Невозможно даже высказать, до какой степени эта забота, превратившая чердак в тюрьму, подстегнула неистовство и изобретательность Жильбера.

Для иных умов препятствия крайне плодотворны.

Куда больше, чем о скорейшем своем выздоровлении, Жильбер думал об Андреа, о счастье видеть ее, следить за нею, пусть даже издалека.

Но Андреа ни разу не показалась в окнах флигеля. И Жильбер, страстно пытавшийся сквозь толстые стены и плотные занавески проникнуть взглядом внутрь комнат, видел либо Николь, несущую лекарственные отвары на фарфоровом блюде, либо г-на де Таверне, который мерял шагами сад и время от времени яростно заправлял нос понюшкой табаку, словно желая прочистить мозги.

И все же эти картины несколько успокаивали молодого человека, так как свидетельствовали о болезни, а не о смерти.

«Там, за этой дверью, — думал Жильбер, — или за этой занавесью, дышит, томится и страдает та, которую я люблю и боготворю, та, при чьем появлении меня бросило бы в жар и по всему телу пробежала бы дрожь, та, в ком вся моя жизнь, кому посвящен каждый мой вздох».

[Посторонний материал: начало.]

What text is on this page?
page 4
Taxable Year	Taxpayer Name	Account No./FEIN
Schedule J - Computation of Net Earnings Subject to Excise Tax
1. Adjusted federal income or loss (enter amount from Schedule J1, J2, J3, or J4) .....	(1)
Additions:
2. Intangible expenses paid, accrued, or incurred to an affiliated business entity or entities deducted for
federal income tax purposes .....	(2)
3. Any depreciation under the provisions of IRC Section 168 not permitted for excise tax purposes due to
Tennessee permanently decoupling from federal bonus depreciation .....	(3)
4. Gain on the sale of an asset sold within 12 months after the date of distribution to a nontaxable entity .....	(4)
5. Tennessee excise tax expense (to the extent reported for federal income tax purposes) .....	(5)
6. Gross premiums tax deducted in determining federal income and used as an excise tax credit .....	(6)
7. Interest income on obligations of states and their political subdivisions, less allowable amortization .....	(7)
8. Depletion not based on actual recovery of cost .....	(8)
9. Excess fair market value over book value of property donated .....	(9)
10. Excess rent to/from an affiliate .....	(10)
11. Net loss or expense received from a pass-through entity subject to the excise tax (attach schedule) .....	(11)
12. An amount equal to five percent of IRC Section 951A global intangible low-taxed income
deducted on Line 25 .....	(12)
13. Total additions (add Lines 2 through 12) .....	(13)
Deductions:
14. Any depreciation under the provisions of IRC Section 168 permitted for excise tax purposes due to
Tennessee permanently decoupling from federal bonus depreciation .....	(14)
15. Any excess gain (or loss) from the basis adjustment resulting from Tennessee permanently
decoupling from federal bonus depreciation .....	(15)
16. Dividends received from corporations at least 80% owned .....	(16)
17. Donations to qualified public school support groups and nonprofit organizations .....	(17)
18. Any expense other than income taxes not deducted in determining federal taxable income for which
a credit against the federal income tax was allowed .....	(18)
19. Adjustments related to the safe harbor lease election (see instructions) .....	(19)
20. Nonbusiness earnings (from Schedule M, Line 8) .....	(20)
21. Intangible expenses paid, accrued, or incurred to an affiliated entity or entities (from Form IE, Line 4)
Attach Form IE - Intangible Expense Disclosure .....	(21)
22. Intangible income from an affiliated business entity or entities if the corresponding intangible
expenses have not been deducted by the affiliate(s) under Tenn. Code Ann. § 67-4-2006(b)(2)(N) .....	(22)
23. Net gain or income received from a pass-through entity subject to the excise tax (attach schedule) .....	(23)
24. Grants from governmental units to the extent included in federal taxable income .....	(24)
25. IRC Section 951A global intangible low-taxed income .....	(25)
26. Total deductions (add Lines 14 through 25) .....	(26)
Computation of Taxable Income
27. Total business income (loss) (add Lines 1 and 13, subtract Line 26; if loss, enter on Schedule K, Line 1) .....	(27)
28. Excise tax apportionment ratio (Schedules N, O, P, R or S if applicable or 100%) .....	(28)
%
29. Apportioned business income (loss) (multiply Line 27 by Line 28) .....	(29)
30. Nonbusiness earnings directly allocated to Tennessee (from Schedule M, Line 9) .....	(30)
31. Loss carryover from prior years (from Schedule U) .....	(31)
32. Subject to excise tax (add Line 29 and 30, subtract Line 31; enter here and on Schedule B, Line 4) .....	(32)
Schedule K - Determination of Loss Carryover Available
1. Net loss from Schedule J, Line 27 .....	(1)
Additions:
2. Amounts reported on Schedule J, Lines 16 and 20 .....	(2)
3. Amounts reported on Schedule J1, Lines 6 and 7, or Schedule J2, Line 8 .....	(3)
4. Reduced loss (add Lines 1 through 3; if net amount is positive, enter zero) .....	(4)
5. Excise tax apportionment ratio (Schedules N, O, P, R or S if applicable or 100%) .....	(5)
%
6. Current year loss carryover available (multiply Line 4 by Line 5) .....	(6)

И Жильбер раз по двадцать в час устремлялся к окну, внушая тем самым любопытной м-ль Шон опасение, как бы он не вывалился из него, наметанным взглядом прикидывал толщину внутренних стен флигеля, его размеры, и составлял в уме точный план: здесь, должно быть, спит г-н де Таверне, там службы и кухня, это комната Филиппа, это каморка, отведенная Николь, а вот тут — комната Андреа, святилище, за возможность хотя бы день постоять на коленях перед дверью которого юноша не раздумывая отдал бы жизнь.

По представлению Жильбера, святилище это представляло собой большую комнату, сообщающуюся с передней, от которой застекленной перегородкой была отделена каморка, где должна находиться, опять же по его предположению, кровать Николь.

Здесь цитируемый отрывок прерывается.